No caso julgado, o produtor foi procurado para uma linha de crédito. O Banco Santos estipulava que, para a obtenção da linha, o produtor teria que realizar também outra operação envolvendo a compra e venda de produto rural representada por uma CPR, a qual seria emitida pelo mesmo em favor de uma sociedade ligada ao Banco.

O produtor rural emitiu o título bancário de R$ 2,3 milhões em favor da PDR, empresa intermediária no negócio que era comandada, segundo o advogado, pelos mesmos controladores do Banco Santos. O produtor recebia, na hora, 0,5% do valor como "sinal" (no caso, R$ 12,6 mil) e o restante era pago quando a mercadoria fosse entregue - era uma compra com preço pré-fixado, como permite a Lei 8.929/94, que regula a CPR.

Daí em diante, havia uma manobra para beneficiar os controladores. "O Banco Santos comprava o título da PDR pelo valor integral, mesmo que ele ainda não tivesse sido quitado. A corretora então pulverizava o montante para terceiros e essa era a forma do patrimônio do Banco Santos ser desviado para o exterior", afirma Ricardo Fortes, também responsável pelo caso.
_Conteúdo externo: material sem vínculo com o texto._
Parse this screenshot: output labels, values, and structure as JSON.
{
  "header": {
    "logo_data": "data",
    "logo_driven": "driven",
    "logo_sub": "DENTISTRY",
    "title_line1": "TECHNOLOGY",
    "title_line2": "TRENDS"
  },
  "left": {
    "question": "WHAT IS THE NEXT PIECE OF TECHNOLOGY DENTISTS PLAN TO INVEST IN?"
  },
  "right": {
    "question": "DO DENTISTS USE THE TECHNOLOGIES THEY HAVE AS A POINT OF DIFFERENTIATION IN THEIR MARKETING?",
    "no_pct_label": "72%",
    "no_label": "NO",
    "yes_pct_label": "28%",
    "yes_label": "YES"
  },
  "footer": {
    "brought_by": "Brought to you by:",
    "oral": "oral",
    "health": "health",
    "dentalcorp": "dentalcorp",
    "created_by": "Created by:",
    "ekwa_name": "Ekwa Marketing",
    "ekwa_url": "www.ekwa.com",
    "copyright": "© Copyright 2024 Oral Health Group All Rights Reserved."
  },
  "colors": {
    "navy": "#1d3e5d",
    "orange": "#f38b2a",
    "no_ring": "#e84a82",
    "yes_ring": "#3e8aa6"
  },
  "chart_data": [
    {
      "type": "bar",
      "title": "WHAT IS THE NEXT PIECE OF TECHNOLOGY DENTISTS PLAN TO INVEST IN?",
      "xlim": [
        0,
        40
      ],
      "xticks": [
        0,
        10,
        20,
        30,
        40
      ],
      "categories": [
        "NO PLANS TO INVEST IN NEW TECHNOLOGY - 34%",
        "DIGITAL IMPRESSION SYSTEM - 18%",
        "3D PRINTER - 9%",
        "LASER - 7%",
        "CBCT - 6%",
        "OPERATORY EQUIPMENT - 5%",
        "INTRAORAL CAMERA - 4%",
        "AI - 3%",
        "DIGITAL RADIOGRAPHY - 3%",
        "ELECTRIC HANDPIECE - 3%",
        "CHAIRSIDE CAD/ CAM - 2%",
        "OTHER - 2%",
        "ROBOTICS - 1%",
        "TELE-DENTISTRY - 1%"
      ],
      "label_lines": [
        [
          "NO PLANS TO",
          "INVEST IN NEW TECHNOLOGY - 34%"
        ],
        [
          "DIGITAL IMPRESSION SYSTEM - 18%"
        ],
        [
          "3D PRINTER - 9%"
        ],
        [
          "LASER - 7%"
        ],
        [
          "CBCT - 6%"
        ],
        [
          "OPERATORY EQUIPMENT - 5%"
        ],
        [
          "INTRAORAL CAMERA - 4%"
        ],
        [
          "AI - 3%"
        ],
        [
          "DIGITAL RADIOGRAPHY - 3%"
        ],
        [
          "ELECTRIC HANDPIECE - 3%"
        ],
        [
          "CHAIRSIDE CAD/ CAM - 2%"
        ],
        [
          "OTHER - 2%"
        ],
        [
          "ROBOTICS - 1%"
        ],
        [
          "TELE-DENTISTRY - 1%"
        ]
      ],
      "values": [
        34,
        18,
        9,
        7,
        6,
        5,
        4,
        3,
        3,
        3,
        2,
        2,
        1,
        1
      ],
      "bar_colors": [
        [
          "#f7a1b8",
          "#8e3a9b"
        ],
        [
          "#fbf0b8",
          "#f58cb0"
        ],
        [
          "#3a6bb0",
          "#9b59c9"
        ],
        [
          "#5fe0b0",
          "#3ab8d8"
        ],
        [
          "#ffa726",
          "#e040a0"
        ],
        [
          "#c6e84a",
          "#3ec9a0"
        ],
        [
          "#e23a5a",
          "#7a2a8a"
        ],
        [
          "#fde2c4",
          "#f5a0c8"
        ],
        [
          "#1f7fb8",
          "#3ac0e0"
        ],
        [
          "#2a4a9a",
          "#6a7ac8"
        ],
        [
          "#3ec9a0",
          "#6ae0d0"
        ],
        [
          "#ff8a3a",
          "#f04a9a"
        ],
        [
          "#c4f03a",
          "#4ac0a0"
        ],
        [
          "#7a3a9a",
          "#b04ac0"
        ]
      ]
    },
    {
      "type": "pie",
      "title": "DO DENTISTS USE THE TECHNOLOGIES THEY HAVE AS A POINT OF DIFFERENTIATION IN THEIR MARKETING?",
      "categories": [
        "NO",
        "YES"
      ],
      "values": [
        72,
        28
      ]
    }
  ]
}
Ao ajuizar a ação, a massa falida disse que a emissão da cédula não teve o objetivo de obter recursos para a produção rural, mas, "com a conivência do produtor, buscou promover sangria criminosa dos recursos do Banco Santos".

O produtor, em sua defesa, alegou que sua conduta não teve relação com o dano e que sequer tinha ciência do que ocorria com a intermediadora e a instituição financeira. A PDR atribuiu ao Banco Santos a criação e venda da cédula, tudo sob o comando de Edemar Cid Ferreira. Além disso, afirmou que não recebeu os valores da negociação.

O juiz Dimitrios Varellis concluiu não existirem provas de que o produtor agiu com má-fé. "Atribuir má-fé pelo recebimento de 0,5% do valor da cédula à vista e pela ausência da entrega da soja no dia pactuado quando este não recebeu o pagamento integral que lhe foi garantido é indevido", afirmou o magistrado, destacando que o valor era ínfimo.

Já com relação à PDR, o juiz afirmou que a condenação era "medida de rigor", pois a corretora recebeu em sua conta o dinheiro e o Banco Santos não recebeu a mercadoria indicada na cédula.

"Essa é a primeira decisão nova sobre o tema. Pela primeira vez, o julgador entendeu que a emissão do título pelo produtor não foi causa suficiente para o desfalque e não representou conivência com a fraude", afirma Fortes.

O Banco Santos teve falência decretada em setembro de 2005, quando foi revelado um rombo de mais de R$ 2 bilhões. Agentes do próprio banco teriam esvaziado os ativos. Cid Ferreira, condenado a 21 anos de prisão, foi solto após menos de um mês.